Selain itu, cara pandang negatif atas seksualitas perempuan berdampak pada diskriminasi pada tubuh dan seksualitas perempuan dan keluarganya yang tidak bersedia maupun tidak mampu melakukan sunat perempuan. Sunat perempuan juga tentu mengakibatkan perempuan kesulitan memperoleh hak seksual dan kesehatan reproduksinya dengan baik.

Organ kelamin perempuan bersifat terbuka dan sensitif sehingga unsur-unsur yang terkandung dalam media sunat perempuan, meskipun dilakukan secara simbolis, akan dapat dengan mudah masuk ke dalam organ kelamin perempuan bagian dalam.

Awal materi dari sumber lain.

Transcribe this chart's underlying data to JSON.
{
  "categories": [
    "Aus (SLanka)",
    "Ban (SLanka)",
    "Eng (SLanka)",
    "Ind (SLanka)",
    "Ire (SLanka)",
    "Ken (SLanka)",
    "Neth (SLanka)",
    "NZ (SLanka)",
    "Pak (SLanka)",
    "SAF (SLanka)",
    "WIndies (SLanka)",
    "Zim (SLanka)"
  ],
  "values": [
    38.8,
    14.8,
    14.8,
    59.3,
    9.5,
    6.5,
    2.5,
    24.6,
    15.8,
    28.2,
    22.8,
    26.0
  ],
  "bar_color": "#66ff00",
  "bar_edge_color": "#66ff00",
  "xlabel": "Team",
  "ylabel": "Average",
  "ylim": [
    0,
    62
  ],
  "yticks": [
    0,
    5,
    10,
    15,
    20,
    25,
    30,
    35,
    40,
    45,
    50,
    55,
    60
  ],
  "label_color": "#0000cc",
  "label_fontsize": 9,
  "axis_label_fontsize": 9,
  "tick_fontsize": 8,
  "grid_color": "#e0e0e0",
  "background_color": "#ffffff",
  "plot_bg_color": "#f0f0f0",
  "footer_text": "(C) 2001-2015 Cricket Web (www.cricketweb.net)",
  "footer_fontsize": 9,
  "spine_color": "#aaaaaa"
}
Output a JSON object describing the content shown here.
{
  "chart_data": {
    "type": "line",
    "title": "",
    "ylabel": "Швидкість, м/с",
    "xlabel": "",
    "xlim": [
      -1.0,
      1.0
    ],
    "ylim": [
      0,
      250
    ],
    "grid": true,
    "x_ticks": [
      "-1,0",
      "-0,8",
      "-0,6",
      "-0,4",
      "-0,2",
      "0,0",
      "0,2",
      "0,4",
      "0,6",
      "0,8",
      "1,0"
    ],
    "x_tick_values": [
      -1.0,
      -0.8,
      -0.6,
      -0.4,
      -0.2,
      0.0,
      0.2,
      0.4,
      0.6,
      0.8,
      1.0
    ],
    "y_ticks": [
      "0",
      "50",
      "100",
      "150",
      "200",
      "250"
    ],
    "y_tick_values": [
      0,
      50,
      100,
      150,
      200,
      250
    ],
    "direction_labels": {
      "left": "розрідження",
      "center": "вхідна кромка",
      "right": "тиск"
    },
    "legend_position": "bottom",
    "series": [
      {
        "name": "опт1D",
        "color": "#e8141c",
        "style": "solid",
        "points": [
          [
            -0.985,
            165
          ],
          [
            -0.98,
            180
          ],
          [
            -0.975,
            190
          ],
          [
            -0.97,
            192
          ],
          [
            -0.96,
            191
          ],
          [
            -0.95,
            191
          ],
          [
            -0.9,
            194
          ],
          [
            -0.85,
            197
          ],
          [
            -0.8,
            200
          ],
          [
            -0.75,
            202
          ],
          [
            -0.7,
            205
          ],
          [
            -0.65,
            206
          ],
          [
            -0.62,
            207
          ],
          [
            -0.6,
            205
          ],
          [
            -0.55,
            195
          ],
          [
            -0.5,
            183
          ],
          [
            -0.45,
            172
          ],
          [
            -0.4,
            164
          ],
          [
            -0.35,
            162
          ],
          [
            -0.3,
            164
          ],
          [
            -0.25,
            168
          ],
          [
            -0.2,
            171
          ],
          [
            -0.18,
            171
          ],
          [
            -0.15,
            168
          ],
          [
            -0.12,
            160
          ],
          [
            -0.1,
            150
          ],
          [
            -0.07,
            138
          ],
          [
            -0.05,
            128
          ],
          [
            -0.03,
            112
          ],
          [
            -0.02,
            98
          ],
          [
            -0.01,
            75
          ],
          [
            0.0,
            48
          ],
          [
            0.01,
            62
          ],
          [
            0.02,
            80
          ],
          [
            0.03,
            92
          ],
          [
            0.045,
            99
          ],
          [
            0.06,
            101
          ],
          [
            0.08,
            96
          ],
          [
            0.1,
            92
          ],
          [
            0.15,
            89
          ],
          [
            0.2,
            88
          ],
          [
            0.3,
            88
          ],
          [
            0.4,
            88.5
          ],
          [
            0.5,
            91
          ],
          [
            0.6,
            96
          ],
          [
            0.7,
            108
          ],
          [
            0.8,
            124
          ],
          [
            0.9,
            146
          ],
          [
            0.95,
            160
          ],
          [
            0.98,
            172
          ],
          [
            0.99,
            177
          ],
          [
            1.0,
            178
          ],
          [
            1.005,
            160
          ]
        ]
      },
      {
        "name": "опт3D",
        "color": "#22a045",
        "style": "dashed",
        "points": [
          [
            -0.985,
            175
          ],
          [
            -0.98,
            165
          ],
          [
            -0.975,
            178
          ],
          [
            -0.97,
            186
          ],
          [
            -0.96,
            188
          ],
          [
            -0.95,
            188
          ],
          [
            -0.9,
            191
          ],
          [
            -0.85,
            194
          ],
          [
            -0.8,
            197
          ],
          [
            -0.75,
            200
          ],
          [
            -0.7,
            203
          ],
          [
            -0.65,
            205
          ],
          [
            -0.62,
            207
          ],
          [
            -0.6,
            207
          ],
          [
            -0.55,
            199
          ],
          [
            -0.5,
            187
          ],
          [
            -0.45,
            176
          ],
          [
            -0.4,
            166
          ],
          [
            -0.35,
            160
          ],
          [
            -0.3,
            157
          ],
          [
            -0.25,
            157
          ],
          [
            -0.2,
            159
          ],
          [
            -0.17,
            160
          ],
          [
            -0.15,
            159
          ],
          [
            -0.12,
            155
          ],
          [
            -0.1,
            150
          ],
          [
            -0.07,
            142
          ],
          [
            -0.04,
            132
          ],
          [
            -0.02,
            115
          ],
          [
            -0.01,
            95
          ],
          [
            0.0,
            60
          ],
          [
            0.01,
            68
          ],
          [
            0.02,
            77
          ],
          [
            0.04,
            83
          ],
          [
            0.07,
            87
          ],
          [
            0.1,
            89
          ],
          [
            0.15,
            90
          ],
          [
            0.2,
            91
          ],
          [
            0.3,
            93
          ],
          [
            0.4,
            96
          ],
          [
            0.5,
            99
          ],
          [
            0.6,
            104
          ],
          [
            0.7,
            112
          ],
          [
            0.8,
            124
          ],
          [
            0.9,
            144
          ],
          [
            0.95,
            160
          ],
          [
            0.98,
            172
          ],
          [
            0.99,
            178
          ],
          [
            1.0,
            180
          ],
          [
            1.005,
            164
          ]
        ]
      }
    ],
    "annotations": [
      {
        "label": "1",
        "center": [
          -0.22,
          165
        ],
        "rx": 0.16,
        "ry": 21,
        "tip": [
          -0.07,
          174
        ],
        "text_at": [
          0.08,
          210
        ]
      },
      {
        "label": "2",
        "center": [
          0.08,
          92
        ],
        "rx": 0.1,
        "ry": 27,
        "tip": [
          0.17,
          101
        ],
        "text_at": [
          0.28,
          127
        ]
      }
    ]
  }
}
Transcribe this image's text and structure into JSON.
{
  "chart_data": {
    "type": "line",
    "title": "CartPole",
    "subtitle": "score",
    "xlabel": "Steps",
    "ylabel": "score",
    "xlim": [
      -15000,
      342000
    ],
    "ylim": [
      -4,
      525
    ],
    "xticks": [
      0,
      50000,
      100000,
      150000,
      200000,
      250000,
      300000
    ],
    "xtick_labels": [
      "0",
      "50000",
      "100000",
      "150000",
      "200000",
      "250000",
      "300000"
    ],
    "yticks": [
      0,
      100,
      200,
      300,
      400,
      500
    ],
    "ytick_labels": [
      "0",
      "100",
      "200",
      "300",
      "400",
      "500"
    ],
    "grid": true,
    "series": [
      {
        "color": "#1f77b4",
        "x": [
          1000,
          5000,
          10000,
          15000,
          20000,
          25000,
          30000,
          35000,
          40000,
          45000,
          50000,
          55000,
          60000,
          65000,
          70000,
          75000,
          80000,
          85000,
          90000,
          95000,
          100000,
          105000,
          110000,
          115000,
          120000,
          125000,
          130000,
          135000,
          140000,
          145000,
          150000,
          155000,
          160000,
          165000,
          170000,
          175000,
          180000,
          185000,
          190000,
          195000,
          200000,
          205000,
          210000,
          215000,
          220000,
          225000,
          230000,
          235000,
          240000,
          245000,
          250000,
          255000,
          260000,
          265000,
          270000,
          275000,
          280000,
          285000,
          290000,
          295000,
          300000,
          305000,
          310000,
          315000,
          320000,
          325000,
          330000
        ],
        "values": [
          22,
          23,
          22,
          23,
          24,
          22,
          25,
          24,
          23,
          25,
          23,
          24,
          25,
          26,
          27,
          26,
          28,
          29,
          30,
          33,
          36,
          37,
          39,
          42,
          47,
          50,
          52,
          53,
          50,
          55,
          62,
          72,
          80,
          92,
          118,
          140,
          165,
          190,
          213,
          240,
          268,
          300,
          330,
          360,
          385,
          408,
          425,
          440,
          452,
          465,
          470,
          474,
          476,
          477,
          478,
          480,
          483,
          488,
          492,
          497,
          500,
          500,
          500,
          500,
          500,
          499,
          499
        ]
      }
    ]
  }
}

Secara medis, praktik sunat perempuan tidak membawa manfaat apa pun pada perempuan. Hal ini sebenarnya sudah ditegaskan oleh Kementerian Kesehatan (Kemenkes) serta organisasi profesi kesehatan seperti Ikatan Dokter Indonesia (IDI).

Sunat perempuan sebenarnya tidak pernah diajarkan di fakultas kedokteran mana pun. Berbeda dengan sunat pada laki-laki, praktik sunat perempuan bahkan tidak memiliki bentuk keseragaman.